Whilst you’re growing up you make friends.
Primary school friends, high school friends, college friends, university friends, boyfriends, girlfriends, family friends, parents friends, work friends, hobby friends, old friends, young friends.
Some may be in your life for a small amount of time, but some are with you for the long haul.
I have a variety of groups of friends back home in the UK and growing up I never really ever had an issue with making friends. It was easy. You like them, they like you, you find each other interesting and hit it off.
Since moving to Melbourne just under a year ago, I feel like my life has taken a turn completely.
I find it difficult to make friends. I’m quite and easy going person, I love shopping and talking and going out places. I love interacting with people and would say I was quite a social person.
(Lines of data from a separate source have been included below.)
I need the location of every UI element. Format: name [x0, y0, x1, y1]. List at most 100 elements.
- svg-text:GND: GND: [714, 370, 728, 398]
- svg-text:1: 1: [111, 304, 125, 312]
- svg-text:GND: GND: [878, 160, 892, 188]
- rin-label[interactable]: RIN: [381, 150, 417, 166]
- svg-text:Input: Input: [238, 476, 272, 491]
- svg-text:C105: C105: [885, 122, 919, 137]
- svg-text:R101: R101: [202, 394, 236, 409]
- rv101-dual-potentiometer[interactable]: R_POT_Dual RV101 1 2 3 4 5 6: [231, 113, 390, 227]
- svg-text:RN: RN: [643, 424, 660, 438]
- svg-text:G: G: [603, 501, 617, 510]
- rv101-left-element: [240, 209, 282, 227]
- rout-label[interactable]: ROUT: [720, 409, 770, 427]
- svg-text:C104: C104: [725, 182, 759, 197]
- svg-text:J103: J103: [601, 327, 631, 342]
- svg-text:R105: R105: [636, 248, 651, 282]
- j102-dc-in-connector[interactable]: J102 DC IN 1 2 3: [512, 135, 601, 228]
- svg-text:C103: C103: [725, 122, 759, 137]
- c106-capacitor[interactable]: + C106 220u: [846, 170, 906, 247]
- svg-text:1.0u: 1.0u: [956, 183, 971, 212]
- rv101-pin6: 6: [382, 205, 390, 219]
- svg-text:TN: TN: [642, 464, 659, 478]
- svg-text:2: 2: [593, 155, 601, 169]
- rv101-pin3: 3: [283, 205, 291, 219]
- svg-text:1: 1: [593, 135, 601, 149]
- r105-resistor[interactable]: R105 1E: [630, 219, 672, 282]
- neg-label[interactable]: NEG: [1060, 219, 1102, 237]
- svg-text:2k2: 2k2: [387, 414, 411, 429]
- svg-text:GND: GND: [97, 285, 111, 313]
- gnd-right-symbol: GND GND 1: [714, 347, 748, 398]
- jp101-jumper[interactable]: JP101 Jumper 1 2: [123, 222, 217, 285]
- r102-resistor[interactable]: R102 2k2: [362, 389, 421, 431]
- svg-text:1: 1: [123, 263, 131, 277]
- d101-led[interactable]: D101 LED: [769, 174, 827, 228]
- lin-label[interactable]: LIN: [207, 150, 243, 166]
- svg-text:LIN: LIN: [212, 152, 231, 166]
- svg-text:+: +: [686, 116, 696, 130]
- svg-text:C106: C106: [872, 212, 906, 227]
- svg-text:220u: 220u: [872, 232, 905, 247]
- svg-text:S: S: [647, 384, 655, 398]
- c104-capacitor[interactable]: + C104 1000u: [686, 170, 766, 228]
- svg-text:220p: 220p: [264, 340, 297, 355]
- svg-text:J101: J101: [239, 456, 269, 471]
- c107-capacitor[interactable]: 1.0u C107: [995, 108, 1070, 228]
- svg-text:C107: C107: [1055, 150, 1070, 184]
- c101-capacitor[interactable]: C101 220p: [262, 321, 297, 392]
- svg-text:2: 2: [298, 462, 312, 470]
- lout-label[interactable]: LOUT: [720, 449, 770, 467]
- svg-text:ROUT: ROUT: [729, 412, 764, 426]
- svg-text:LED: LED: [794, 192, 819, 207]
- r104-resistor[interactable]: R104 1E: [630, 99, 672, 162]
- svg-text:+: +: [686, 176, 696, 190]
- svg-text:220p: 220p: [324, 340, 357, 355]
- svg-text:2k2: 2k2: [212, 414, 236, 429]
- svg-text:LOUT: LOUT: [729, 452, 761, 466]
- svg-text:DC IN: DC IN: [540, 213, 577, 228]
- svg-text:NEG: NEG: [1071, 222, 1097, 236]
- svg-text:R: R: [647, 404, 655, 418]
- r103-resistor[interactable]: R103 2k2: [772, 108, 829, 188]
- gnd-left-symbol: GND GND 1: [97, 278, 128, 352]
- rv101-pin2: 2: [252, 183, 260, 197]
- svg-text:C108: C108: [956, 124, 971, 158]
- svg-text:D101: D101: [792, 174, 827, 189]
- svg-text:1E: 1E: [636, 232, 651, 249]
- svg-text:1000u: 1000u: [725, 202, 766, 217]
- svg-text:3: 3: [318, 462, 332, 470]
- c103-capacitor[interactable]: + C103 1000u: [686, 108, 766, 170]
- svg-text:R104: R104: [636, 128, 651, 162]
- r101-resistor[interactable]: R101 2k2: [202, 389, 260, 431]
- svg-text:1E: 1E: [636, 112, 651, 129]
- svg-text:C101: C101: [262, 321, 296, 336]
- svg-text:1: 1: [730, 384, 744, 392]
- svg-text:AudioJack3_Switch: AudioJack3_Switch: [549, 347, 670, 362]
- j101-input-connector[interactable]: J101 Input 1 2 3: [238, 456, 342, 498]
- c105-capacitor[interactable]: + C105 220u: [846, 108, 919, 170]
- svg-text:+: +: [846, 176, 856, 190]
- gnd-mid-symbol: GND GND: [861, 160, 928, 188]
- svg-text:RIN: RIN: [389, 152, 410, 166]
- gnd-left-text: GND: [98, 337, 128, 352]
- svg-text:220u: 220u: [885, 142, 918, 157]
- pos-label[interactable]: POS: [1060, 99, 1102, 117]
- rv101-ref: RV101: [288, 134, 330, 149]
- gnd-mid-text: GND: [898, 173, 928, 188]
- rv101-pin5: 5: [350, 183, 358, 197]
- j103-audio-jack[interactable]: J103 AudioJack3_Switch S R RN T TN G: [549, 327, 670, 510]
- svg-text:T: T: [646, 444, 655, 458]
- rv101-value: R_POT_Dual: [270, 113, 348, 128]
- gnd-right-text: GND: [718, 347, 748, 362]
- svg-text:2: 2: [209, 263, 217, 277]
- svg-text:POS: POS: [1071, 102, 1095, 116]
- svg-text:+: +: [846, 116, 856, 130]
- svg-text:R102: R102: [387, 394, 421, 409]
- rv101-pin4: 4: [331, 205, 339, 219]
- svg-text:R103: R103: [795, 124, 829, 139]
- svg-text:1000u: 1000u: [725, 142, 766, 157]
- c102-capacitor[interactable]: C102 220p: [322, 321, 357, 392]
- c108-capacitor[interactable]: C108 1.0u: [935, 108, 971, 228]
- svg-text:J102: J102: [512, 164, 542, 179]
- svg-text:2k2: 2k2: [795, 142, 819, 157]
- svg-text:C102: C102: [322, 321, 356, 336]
But I’ve noticed, I’ve turned into a bit of an isolate person. I find that I enjoy my own company a lot. I like doing things on my own. I don’t know whether this is true or if I’ve been forced to by my living situation.
Now I know how normal it is to want to spend time with yourself with no one around. But as a professional working in mental health, I also know it’s not a good thing either.
So my question is, how the heck do you make friends in a completely different country?
I’ve tried going to the gym, I’ve tried being nicer at work and have made a effort with colleagues. But I feel like at this age, you’re allowed to pick who you want to spend time with.
Maybe I’m just too selective and fussy.
But I know the type of friends I want. The ones I have back home.
There must be people who are like them in Melbourne. Not everyone can be as non desirable as some of my colleagues or the people at the gym.
I don’t want to be a loner.
I want to go shopping with other girls. I want to go for food with people other than Dave – he’s awesome but it’s nice to have a change.
I pluck up the courage to talk to my mum about it and she tells me to go out and meet people. Where?
I don’t want to go out on my own and start chatting up people for a friendship. I don’t want to be that weirdo who people hope you don’t approach them.
So if any nice 20 odd year olds in Melbourne see this, give me some tips and pointers. How do you find nice friends in is beautiful city?